O critério para escolha dos novos ministros do Supremo

Veja aqui o que o Partido da Imprensa Golpista (PIG- Partido da Imprensa Golpista) não mostra!



Por Eduardo Guimarães
Em um momento em que surge inquietação na sociedade diante da aparente rendição de grande parte dos ministros do Supremo Tribunal Federal à pressão da mídia para que condene réus do inquérito do mensalão sem provas suficientes, a presidente Dilma Rousseff tem pela frente, nos próximos meses, três ministros para indicar.
Além de Cezar Peluso, que teve que se aposentar por estar com 70 anos, sairão daquela Corte o atual presidente, Carlos Ayres Britto, e Celso de Mello, que anunciou que antecipará sua aposentadoria de 2015 para 2012.

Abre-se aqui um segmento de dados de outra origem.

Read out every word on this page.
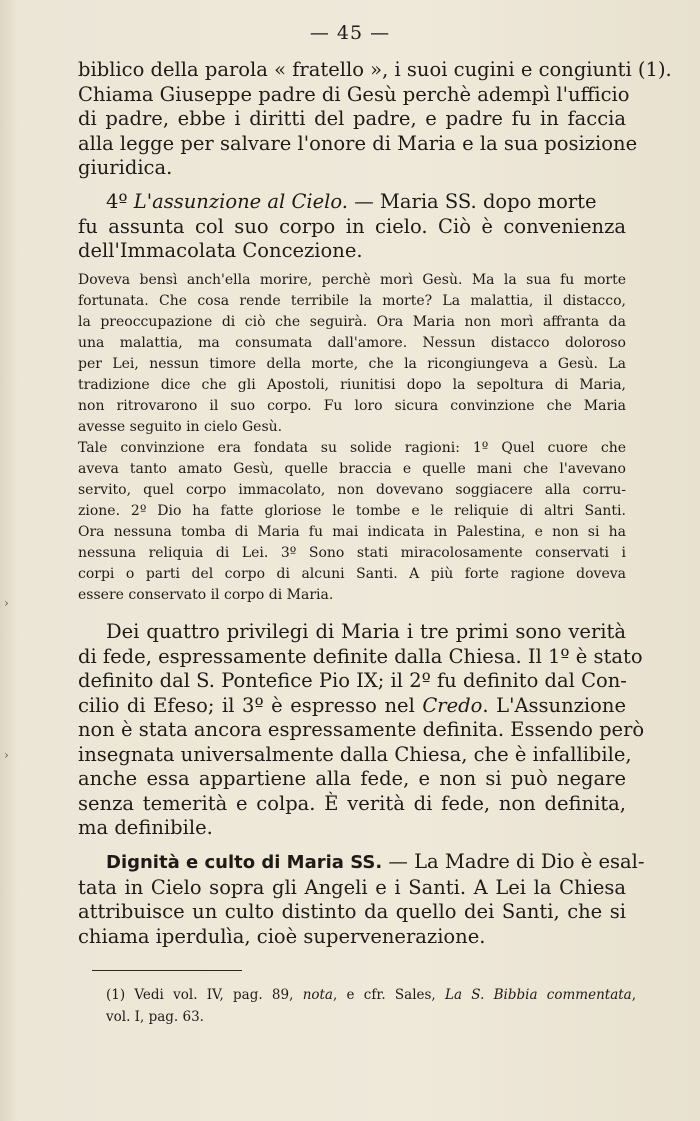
— 45 —
biblico della parola « fratello », i suoi cugini e congiunti (1).
Chiama Giuseppe padre di Gesù perchè adempì l'ufficio
di padre, ebbe i diritti del padre, e padre fu in faccia
alla legge per salvare l'onore di Maria e la sua posizione
giuridica.
4º L'assunzione al Cielo. — Maria SS. dopo morte
fu assunta col suo corpo in cielo. Ciò è convenienza
dell'Immacolata Concezione.
Doveva bensì anch'ella morire, perchè morì Gesù. Ma la sua fu morte
fortunata. Che cosa rende terribile la morte? La malattia, il distacco,
la preoccupazione di ciò che seguirà. Ora Maria non morì affranta da
una malattia, ma consumata dall'amore. Nessun distacco doloroso
per Lei, nessun timore della morte, che la ricongiungeva a Gesù. La
tradizione dice che gli Apostoli, riunitisi dopo la sepoltura di Maria,
non ritrovarono il suo corpo. Fu loro sicura convinzione che Maria
avesse seguito in cielo Gesù.
Tale convinzione era fondata su solide ragioni: 1º Quel cuore che
aveva tanto amato Gesù, quelle braccia e quelle mani che l'avevano
servito, quel corpo immacolato, non dovevano soggiacere alla corru-
zione. 2º Dio ha fatte gloriose le tombe e le reliquie di altri Santi.
Ora nessuna tomba di Maria fu mai indicata in Palestina, e non si ha
nessuna reliquia di Lei. 3º Sono stati miracolosamente conservati i
corpi o parti del corpo di alcuni Santi. A più forte ragione doveva
essere conservato il corpo di Maria.
Dei quattro privilegi di Maria i tre primi sono verità
di fede, espressamente definite dalla Chiesa. Il 1º è stato
definito dal S. Pontefice Pio IX; il 2º fu definito dal Con-
cilio di Efeso; il 3º è espresso nel Credo. L'Assunzione
non è stata ancora espressamente definita. Essendo però
insegnata universalmente dalla Chiesa, che è infallibile,
anche essa appartiene alla fede, e non si può negare
senza temerità e colpa. È verità di fede, non definita,
ma definibile.
Dignità e culto di Maria SS. — La Madre di Dio è esal-
tata in Cielo sopra gli Angeli e i Santi. A Lei la Chiesa
attribuisce un culto distinto da quello dei Santi, che si
chiama iperdulìa, cioè supervenerazione.
(1) Vedi vol. IV, pag. 89, nota, e cfr. Sales, La S. Bibbia commentata,
vol. I, pag. 63.
›
›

Com a cada vez mais visível rendição da maioria dos ministros à pressão midiática para condenar sumariamente réus do mensalão, com essa violação clara de direitos civis e com a adoção de critérios diferentes para processos envolvendo tucanos e petistas, fica claro que a escolha dos novos ministros terá que ser melhor pensada.

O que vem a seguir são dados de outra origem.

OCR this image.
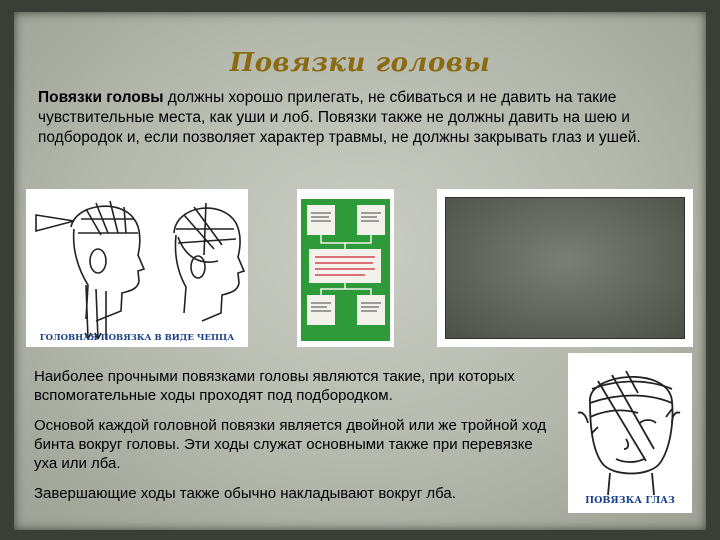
Повязки головы
Повязки головы должны хорошо прилегать, не сбиваться и не давить на такие чувствительные места, как уши и лоб. Повязки также не должны давить на шею и подбородок и, если позволяет характер травмы, не должны закрывать глаз и ушей.
ГОЛОВНАЯ ПОВЯЗКА В ВИДЕ ЧЕПЦА

Наиболее прочными повязками головы являются такие, при которых вспомогательные ходы проходят под подбородком.

Основой каждой головной повязки является двойной или же тройной ход бинта вокруг головы. Эти ходы служат основными также при перевязке уха или лба.

Завершающие ходы также обычно накладывают вокруг лба.	ПОВЯЗКА ГЛАЗ
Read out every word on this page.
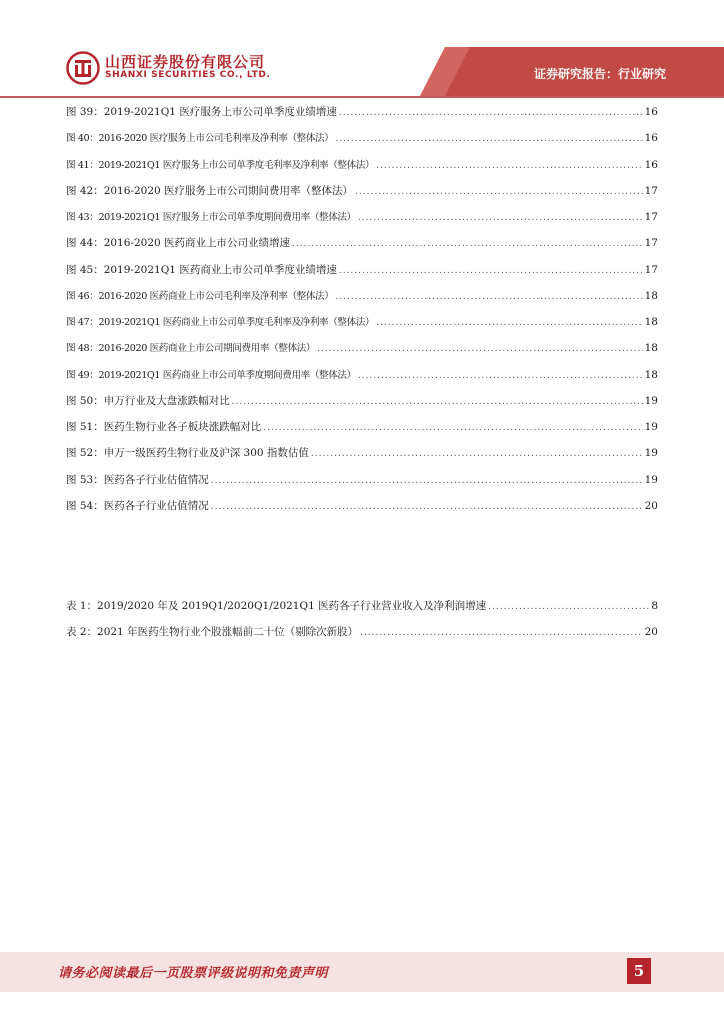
山西证券股份有限公司
SHANXI SECURITIES CO., LTD.	证券研究报告：行业研究
图 39：2019-2021Q1 医疗服务上市公司单季度业绩增速 .....	16
图 40：2016-2020 医疗服务上市公司毛利率及净利率（整体法） .....	16
图 41：2019-2021Q1 医疗服务上市公司单季度毛利率及净利率（整体法） .....	16
图 42：2016-2020 医疗服务上市公司期间费用率（整体法） .....	17
图 43：2019-2021Q1 医疗服务上市公司单季度期间费用率（整体法） .....	17
图 44：2016-2020 医药商业上市公司业绩增速 .....	17
图 45：2019-2021Q1 医药商业上市公司单季度业绩增速 .....	17
图 46：2016-2020 医药商业上市公司毛利率及净利率（整体法） .....	18
图 47：2019-2021Q1 医药商业上市公司单季度毛利率及净利率（整体法） .....	18
图 48：2016-2020 医药商业上市公司期间费用率（整体法） .....	18
图 49：2019-2021Q1 医药商业上市公司单季度期间费用率（整体法） .....	18
图 50：申万行业及大盘涨跌幅对比 .....	19
图 51：医药生物行业各子板块涨跌幅对比 .....	19
图 52：申万一级医药生物行业及沪深 300 指数估值 .....	19
图 53：医药各子行业估值情况 .....	19
图 54：医药各子行业估值情况 .....	20
表 1：2019/2020 年及 2019Q1/2020Q1/2021Q1 医药各子行业营业收入及净利润增速 .....	8
表 2：2021 年医药生物行业个股涨幅前二十位（剔除次新股） .....	20
请务必阅读最后一页股票评级说明和免责声明	5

Além disso, chega a notícia de que o ministro Joaquim Barbosa, que parece ver no julgamento do mensalão a chance de finalmente ser aceito pela mídia e pela elite – as quais, até há pouco tempo, o rejeitavam por ter se desentendido com Gilmar Mendes, o queridinho da mídia –, quer interferir nas escolhas de Dilma.

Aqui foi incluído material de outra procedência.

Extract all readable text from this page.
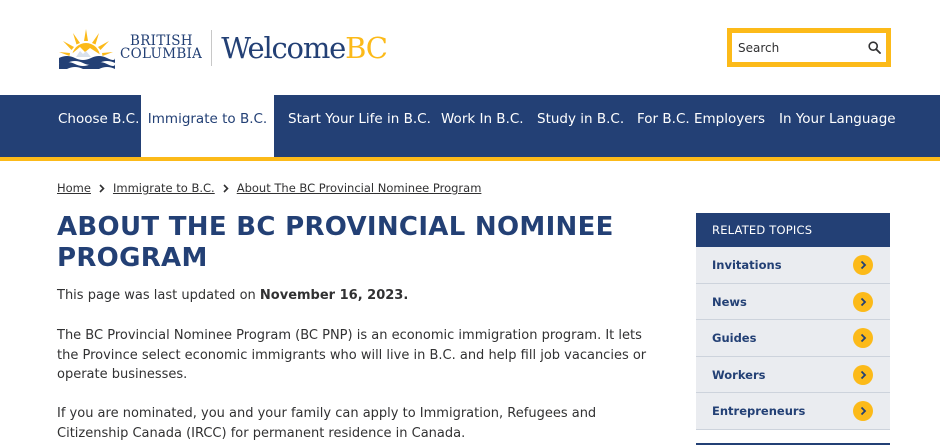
BRITISH
COLUMBIA WelcomeBC
Search
Choose B.C. Immigrate to B.C.	Start Your Life in B.C. Work In B.C. Study in B.C. For B.C. Employers In Your Language
Home Immigrate to B.C. About The BC Provincial Nominee Program
ABOUT THE BC PROVINCIAL NOMINEE PROGRAM

This page was last updated on November 16, 2023.

The BC Provincial Nominee Program (BC PNP) is an economic immigration program. It lets the Province select economic immigrants who will live in B.C. and help fill job vacancies or operate businesses.

If you are nominated, you and your family can apply to Immigration, Refugees and Citizenship Canada (IRCC) for permanent residence in Canada.

RELATED TOPICS
Invitations
News
Guides
Workers
Entrepreneurs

Apesar da pressão que será feita, a escolha de Dilma será soberana e a presidente vem demonstrando renovada disposição para contrariar pressões. Além do quê, terá direito inquestionável de escolher quem quiser.
Obviamente que a escolha de três novos ministros em uma baciada só e de outros no futuro próximo pode alterar fortemente a postura do STF inteiro, sem falar que, até o fim do mandato de Dilma e em um seu provável segundo mandato, ela terá várias novas oportunidades de reformatar aquela Corte.
A presidente e seu antecessor falharam claramente ao tentarem interromper a prática de indicações políticas para o STF que marcaram os governos anteriores ao de Lula. Curiosamente, também indicaram magistrados que tomaram partido. A única diferença é que tanto um quanto o outro presidentes, tentando ser isentos, nomearam adversários políticos.
O mesmo se deu, inclusive, na Procuradoria Geral da República. Ao tentarem inverter o fenômeno do engavetador-geral da República, Geraldo Brindeiro, que Fernando Henrique Cardoso manteve no cargo durante seu mandato de oito anos, Lula e Dilma colocaram PGR’s permeáveis a pressões da mídia e da oposição.
Em 2013, aliás, também vagará o cargo de chefe do Ministério Público Federal. A presidente terá que escolher um nome para o biênio 2013-2015.
Que critérios Dilma deve adotar? Deve agir como FHC e escolher aliados políticos para cargos com tanto poder? Claro que não. A única postura verdadeiramente republicana será garantir que os escolhidos não se comportem como aliados, mas que tampouco se comportem como adversários políticos.
Para isso, o critério não pode ser só isenção política. É preciso que os novos ministros e o novo procurador-geral da República tenham histórico de resistência a pressões, sobretudo da midia. Se a lista tríplice do MPF e as indicações do meio jurídico não contemplarem tais critérios, deverão ser sumariamente ignoradas.